U.S. Cellular continued to rationalize its spectrum position, announcing today plans to sell 10 megahertz of spectrum in the 1.7/2.1 GHz band to T-Mobile US for $308 million. The licenses cover 32 million potential customers in 29 markets in the Mississippi Valley region, including a number of larger markets like St. Louis, Nashville, Kansas City, Memphis, Little Rock and New Orleans.

T-Mobile US said the spectrum would be used to bolster its LTE network rollout, which is set to reach 200 million potential customers by the end of this year. That network is reliant on the 1.7/2.1 GHz band, also known as the advanced wireless services band, following the carrier’s realignment of its network resources. The carrier also bolstered its holdings in that band with its acquisition earlier this year of MetroPCS, which T-Mobile US said would allow the carrier to throw up to 40 megahertz of spectrum at its LTE deployment in certain markets, as well as a handful of other deals involving the AWS band.

For U.S. Cellular, which replaced its CEO last weekend, the move follows the sale last year of 1.9 GHz spectrum licenses covering a number of Midwest markets to Sprint Nextel for $480 million. That deal included spectrum assets, networks assets and approximately 585,000 customers, and involved St. Louis and U.S. Cellular’s home market of Chicago.

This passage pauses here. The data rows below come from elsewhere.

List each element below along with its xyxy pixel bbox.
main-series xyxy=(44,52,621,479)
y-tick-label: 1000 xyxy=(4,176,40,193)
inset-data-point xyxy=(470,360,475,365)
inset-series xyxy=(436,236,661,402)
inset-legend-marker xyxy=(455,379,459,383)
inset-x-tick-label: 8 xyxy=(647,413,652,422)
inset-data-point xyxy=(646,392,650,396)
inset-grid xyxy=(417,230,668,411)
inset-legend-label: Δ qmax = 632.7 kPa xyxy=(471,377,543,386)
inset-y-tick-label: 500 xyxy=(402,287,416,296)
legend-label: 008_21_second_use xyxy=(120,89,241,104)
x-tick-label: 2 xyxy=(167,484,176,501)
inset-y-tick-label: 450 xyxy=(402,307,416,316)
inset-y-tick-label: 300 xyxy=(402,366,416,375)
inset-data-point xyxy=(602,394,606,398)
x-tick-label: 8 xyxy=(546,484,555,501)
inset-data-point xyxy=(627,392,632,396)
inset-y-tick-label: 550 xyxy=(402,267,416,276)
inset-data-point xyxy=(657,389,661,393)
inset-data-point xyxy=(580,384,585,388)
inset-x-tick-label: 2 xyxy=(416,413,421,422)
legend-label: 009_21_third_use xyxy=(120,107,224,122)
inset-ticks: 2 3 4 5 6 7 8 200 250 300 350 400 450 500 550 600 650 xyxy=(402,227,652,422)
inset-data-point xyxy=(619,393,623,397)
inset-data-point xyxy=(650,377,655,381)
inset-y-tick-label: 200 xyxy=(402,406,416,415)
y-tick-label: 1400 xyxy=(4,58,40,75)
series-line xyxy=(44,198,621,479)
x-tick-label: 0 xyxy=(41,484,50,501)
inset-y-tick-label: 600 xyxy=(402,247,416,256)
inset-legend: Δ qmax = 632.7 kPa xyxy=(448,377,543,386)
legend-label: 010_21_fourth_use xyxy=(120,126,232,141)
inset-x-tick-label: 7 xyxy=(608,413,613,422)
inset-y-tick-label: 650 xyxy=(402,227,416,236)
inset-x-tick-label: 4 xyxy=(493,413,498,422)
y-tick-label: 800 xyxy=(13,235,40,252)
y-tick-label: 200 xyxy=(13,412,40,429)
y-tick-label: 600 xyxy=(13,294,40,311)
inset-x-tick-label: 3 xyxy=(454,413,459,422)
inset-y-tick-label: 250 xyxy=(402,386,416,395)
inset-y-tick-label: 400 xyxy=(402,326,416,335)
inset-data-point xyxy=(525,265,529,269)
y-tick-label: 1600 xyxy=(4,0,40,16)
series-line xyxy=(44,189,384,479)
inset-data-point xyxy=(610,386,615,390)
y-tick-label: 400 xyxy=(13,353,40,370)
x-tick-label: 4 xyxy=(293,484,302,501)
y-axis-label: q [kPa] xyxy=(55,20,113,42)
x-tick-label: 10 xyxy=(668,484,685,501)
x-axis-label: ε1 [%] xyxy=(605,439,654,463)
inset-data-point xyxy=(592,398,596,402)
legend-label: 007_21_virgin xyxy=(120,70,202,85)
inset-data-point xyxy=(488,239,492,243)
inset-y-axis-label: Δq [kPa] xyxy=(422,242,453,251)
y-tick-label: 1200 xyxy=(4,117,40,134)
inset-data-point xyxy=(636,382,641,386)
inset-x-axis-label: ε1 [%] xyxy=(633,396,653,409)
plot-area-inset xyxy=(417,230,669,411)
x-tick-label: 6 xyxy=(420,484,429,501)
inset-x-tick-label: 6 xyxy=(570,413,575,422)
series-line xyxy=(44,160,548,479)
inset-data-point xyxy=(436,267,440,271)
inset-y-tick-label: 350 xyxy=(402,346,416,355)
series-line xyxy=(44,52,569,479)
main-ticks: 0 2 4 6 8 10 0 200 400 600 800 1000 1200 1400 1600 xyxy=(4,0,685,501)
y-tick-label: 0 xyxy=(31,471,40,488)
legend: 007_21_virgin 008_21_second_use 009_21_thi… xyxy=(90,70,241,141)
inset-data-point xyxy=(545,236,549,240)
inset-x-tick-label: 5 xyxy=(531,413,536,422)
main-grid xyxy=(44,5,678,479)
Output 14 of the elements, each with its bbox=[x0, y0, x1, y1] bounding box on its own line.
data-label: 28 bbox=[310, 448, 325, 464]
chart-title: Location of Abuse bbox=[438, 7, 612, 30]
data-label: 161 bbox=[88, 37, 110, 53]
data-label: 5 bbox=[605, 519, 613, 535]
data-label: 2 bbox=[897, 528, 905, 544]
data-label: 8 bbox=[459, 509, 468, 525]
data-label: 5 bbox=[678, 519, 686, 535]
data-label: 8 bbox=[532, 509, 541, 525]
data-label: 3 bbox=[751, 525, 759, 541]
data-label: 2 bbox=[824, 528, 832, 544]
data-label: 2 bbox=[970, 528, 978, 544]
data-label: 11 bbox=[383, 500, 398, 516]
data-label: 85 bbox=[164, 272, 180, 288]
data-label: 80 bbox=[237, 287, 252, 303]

At the time, then CEO Mary Dillon noted the deal would allow the carrier to focus its efforts on less competitive rural markets.

“In the dynamic wireless marketplace, we have a clear strategy to accelerate profitable growth and increase return on investment over the long term, and we are taking decisive steps to achieve it,” said Dillon. “Exiting these markets enables us to play to our strengths in markets where we have higher penetration and where we can effectively sharpen our proven strategy to differentiate the U.S. Cellular customer experience from other wireless carriers.”